Sometimes I come across studies that compel me to take note. The correlation between nitrates found in foods like lunch meats, bacon and hot dogs with cancers like brain tumors and childhood leukemia made me take note. I would be highly interested in seeing more studies about this connection, but in the mean time, since so many of our readers are pregnant, I’m just passing along what I read.

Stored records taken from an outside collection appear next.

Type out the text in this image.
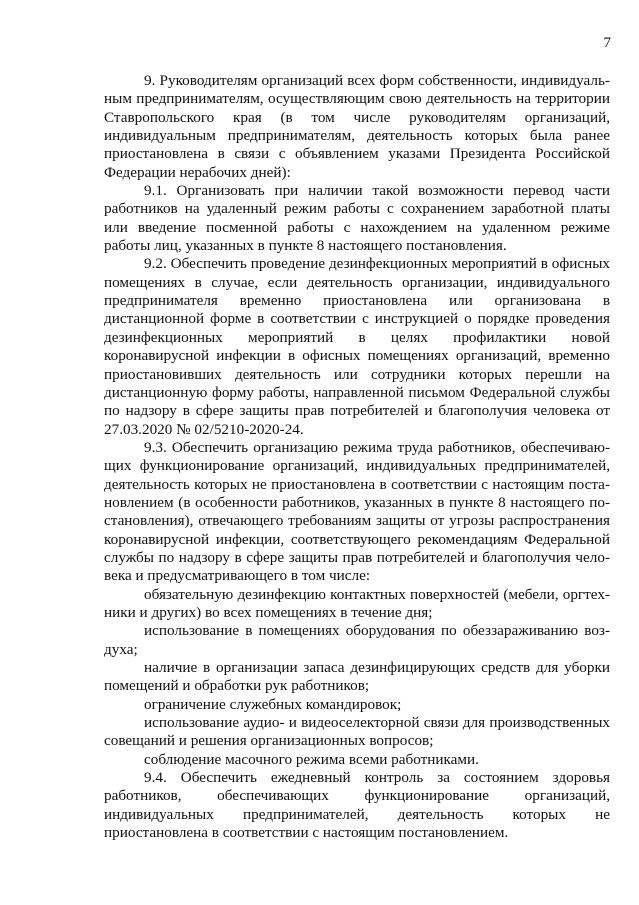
7

9. Руководителям организаций всех форм собственности, индивидуальным предпринимателям, осуществляющим свою деятельность на территории Ставропольского края (в том числе руководителям организаций, индивидуальным предпринимателям, деятельность которых была ранее приостановлена в связи с объявлением указами Президента Российской Федерации нерабочих дней):

9.1. Организовать при наличии такой возможности перевод части работников на удаленный режим работы с сохранением заработной платы или введение посменной работы с нахождением на удаленном режиме работы лиц, указанных в пункте 8 настоящего постановления.

9.2. Обеспечить проведение дезинфекционных мероприятий в офисных помещениях в случае, если деятельность организации, индивидуального предпринимателя временно приостановлена или организована в дистанционной форме в соответствии с инструкцией о порядке проведения дезинфекционных мероприятий в целях профилактики новой коронавирусной инфекции в офисных помещениях организаций, временно приостановивших деятельность или сотрудники которых перешли на дистанционную форму работы, направленной письмом Федеральной службы по надзору в сфере защиты прав потребителей и благополучия человека от 27.03.2020 № 02/5210-2020-24.

9.3. Обеспечить организацию режима труда работников, обеспечивающих функционирование организаций, индивидуальных предпринимателей, деятельность которых не приостановлена в соответствии с настоящим постановлением (в особенности работников, указанных в пункте 8 настоящего постановления), отвечающего требованиям защиты от угрозы распространения коронавирусной инфекции, соответствующего рекомендациям Федеральной службы по надзору в сфере защиты прав потребителей и благополучия человека и предусматривающего в том числе:

обязательную дезинфекцию контактных поверхностей (мебели, оргтехники и других) во всех помещениях в течение дня;

использование в помещениях оборудования по обеззараживанию воздуха;

наличие в организации запаса дезинфицирующих средств для уборки помещений и обработки рук работников;

ограничение служебных командировок;

использование аудио- и видеоселекторной связи для производственных совещаний и решения организационных вопросов;

соблюдение масочного режима всеми работниками.

9.4. Обеспечить ежедневный контроль за состоянием здоровья работников, обеспечивающих функционирование организаций, индивидуальных предпринимателей, деятельность которых не приостановлена в соответствии с настоящим постановлением.
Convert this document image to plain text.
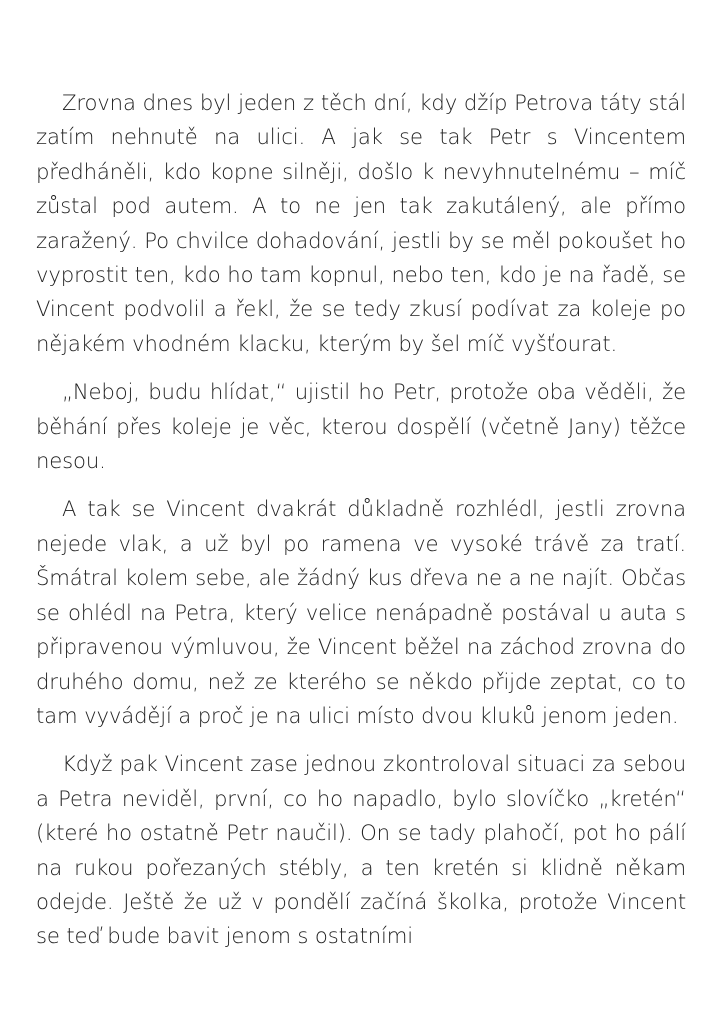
Zrovna dnes byl jeden z těch dní, kdy džíp Petrova táty stál zatím nehnutě na ulici. A jak se tak Petr s Vincentem předháněli, kdo kopne silněji, došlo k nevyhnutelnému – míč zůstal pod autem. A to ne jen tak zakutálený, ale přímo zaražený. Po chvilce dohadování, jestli by se měl pokoušet ho vyprostit ten, kdo ho tam kopnul, nebo ten, kdo je na řadě, se Vincent podvolil a řekl, že se tedy zkusí podívat za koleje po nějakém vhodném klacku, kterým by šel míč vyšťourat.

„Neboj, budu hlídat,“ ujistil ho Petr, protože oba věděli, že běhání přes koleje je věc, kterou dospělí (včetně Jany) těžce nesou.

A tak se Vincent dvakrát důkladně rozhlédl, jestli zrovna nejede vlak, a už byl po ramena ve vysoké trávě za tratí. Šmátral kolem sebe, ale žádný kus dřeva ne a ne najít. Občas se ohlédl na Petra, který velice nenápadně postával u auta s připravenou výmluvou, že Vincent běžel na záchod zrovna do druhého domu, než ze kterého se někdo přijde zeptat, co to tam vyvádějí a proč je na ulici místo dvou kluků jenom jeden.

Když pak Vincent zase jednou zkontroloval situaci za sebou a Petra neviděl, první, co ho napadlo, bylo slovíčko „kretén“ (které ho ostatně Petr naučil). On se tady plahočí, pot ho pálí na rukou pořezaných stébly, a ten kretén si klidně někam odejde. Ještě že už v pondělí začíná školka, protože Vincent se teď bude bavit jenom s ostatními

Apparently, N-nitroso compounds and their precursors, the most potent nervous system carcinogens known in experimental animals. The nitrates in foods like lunch meats, bacon, and hot dogs create these compounds in our bodies. According to a study done by the Department of Family and Preventive Medicine, University of Southern California School of Medicine, when a mother ingested these compounds, an increased the risk that their children would develop brain cancer and leukemia was demonstrated. A similar, but slightly larger study by the same department indicated that daily use of prenatal vitamins throughout the pregnancy decreased risk that nitrates would cause cancers. The school also studied the relationship between the intake of certain foods and the risk of leukemia in children from birth to age 10 in Los Angeles County over a seven year span. The study found that children eating more than 12 hot dogs per month have nine times the normal risk of developing childhood leukemia.

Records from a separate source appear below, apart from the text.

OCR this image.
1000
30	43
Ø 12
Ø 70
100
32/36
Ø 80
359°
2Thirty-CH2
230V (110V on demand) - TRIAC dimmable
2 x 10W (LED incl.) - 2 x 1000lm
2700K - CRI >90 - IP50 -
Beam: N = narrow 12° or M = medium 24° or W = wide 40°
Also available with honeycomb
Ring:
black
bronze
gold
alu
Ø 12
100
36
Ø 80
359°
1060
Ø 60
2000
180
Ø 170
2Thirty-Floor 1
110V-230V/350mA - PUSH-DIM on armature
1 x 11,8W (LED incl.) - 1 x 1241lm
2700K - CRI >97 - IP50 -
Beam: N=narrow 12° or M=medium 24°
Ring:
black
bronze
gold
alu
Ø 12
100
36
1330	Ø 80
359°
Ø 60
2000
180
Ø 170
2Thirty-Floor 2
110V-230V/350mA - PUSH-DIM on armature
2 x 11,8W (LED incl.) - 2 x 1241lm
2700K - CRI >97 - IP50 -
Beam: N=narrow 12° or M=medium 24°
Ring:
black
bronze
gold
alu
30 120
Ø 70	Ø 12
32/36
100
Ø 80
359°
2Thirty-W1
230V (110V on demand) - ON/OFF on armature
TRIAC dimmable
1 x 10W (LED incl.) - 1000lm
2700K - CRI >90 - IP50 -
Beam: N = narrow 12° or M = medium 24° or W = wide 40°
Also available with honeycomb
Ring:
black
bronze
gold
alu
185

I found these results to become even more profound when I found studies stating that ingestion of these compounds is being implicated as a cause for other cancers in the general population such as colon cancer. It’s disturbing that given these elevated risks, nitrates are found heavily in places that should be providing the healthiest meals: School and Hospital Cafeterias.

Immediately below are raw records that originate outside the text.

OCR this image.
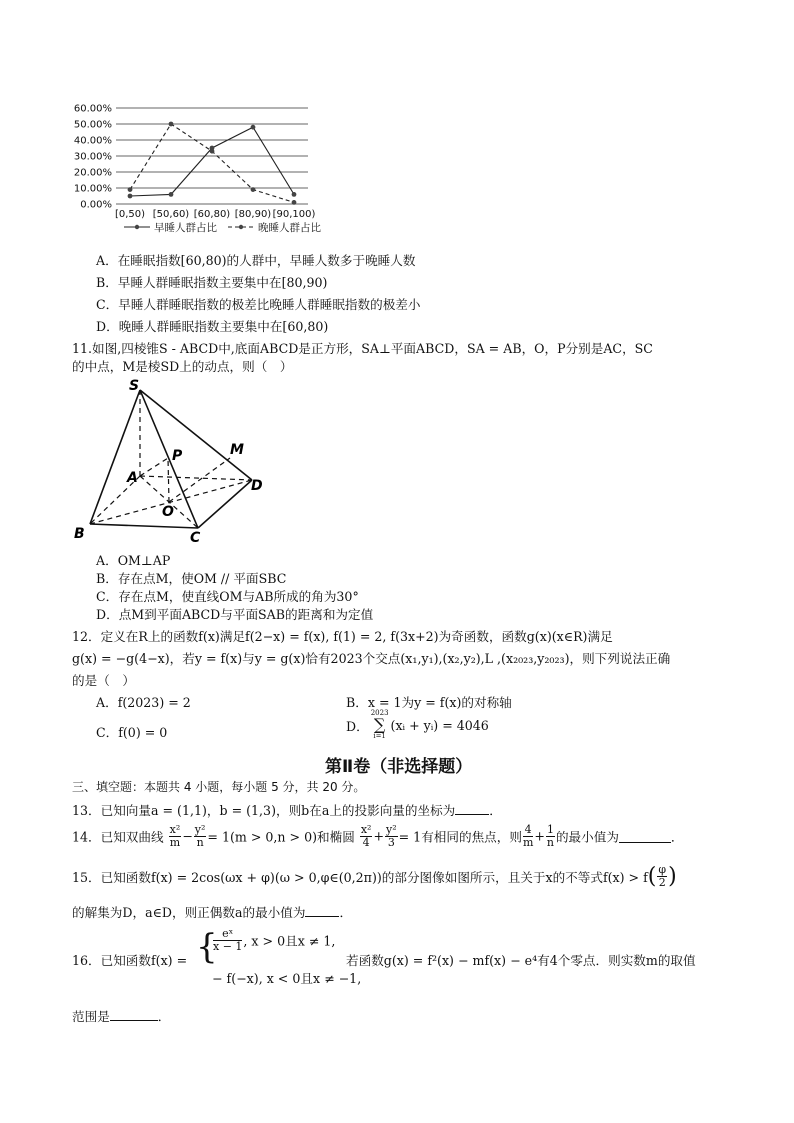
60.00%
50.00%
40.00%
30.00%
20.00%
10.00%
0.00%
[0,50) [50,60) [60,80) [80,90) [90,100)
早睡人群占比	晚睡人群占比
A．在睡眠指数[60,80)的人群中，早睡人数多于晚睡人数
B．早睡人群睡眠指数主要集中在[80,90)
C．早睡人群睡眠指数的极差比晚睡人群睡眠指数的极差小
D．晚睡人群睡眠指数主要集中在[60,80)
11.如图,四棱锥S - ABCD中,底面ABCD是正方形，SA⊥平面ABCD，SA = AB，O，P分别是AC，SC
的中点，M是棱SD上的动点，则（　）
S
A
B	C
D
O
P	M
A．OM⊥AP
B．存在点M，使OM // 平面SBC
C．存在点M，使直线OM与AB所成的角为30°
D．点M到平面ABCD与平面SAB的距离和为定值
12．定义在R上的函数f(x)满足f(2−x) = f(x), f(1) = 2, f(3x+2)为奇函数，函数g(x)(x∈R)满足
g(x) = −g(4−x)，若y = f(x)与y = g(x)恰有2023个交点(x₁,y₁),(x₂,y₂),L ,(x₂₀₂₃,y₂₀₂₃)，则下列说法正确
的是（　）
A．f(2023) = 2	B．x = 1为y = f(x)的对称轴
C．f(0) = 0	D．
2023
∑
i=1
(xᵢ + yᵢ) = 4046
第Ⅱ卷（非选择题）
三、填空题：本题共 4 小题，每小题 5 分，共 20 分。
13．已知向量a = (1,1)，b = (1,3)，则b在a上的投影向量的坐标为	．
14．已知双曲线 $\frac{\text{x²}}{m} - \frac{\text{y²}}{n} = 1(m > 0,n > 0)$和椭圆 $\frac{\text{x²}}{4} + \frac{\text{y²}}{3} = 1$有相同的焦点，则 $\frac{4}{m} + \frac{1}{n}$ 的最小值为	．
15．已知函数f(x) = 2cos(ωx + φ)(ω > 0,φ∈(0,2π))的部分图像如图所示，且关于x的不等式$f(x) > f( \frac{\varphi}{2}$ )
的解集为D，a∈D，则正偶数a的最小值为	．
16．已知函数f(x) = {
$\frac{\text{eˣ}}{x - 1}$ , x > 0且x ≠ 1,
− f(−x), x < 0且x ≠ −1,
若函数g(x) = f²(x) − mf(x) − e⁴有4个零点．则实数m的取值
范围是	．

I guess what I’m saying is that, I don’t know that these studies cover a large enough population to indicate a conclusive connection, but if I were pregnant again, I doubt I’d be eating bacon at the rate I previously did.
For Pete’s sake. I’m going to become a hunter-gatherer woman all rolled into one. The more I learn about the crap they put in things they sell to us to eat, the more convinced I am that I’d have better chances smoking a pack of cigarettes and swilling tequila every day.
No kidding! As long as the cigarettes were organic!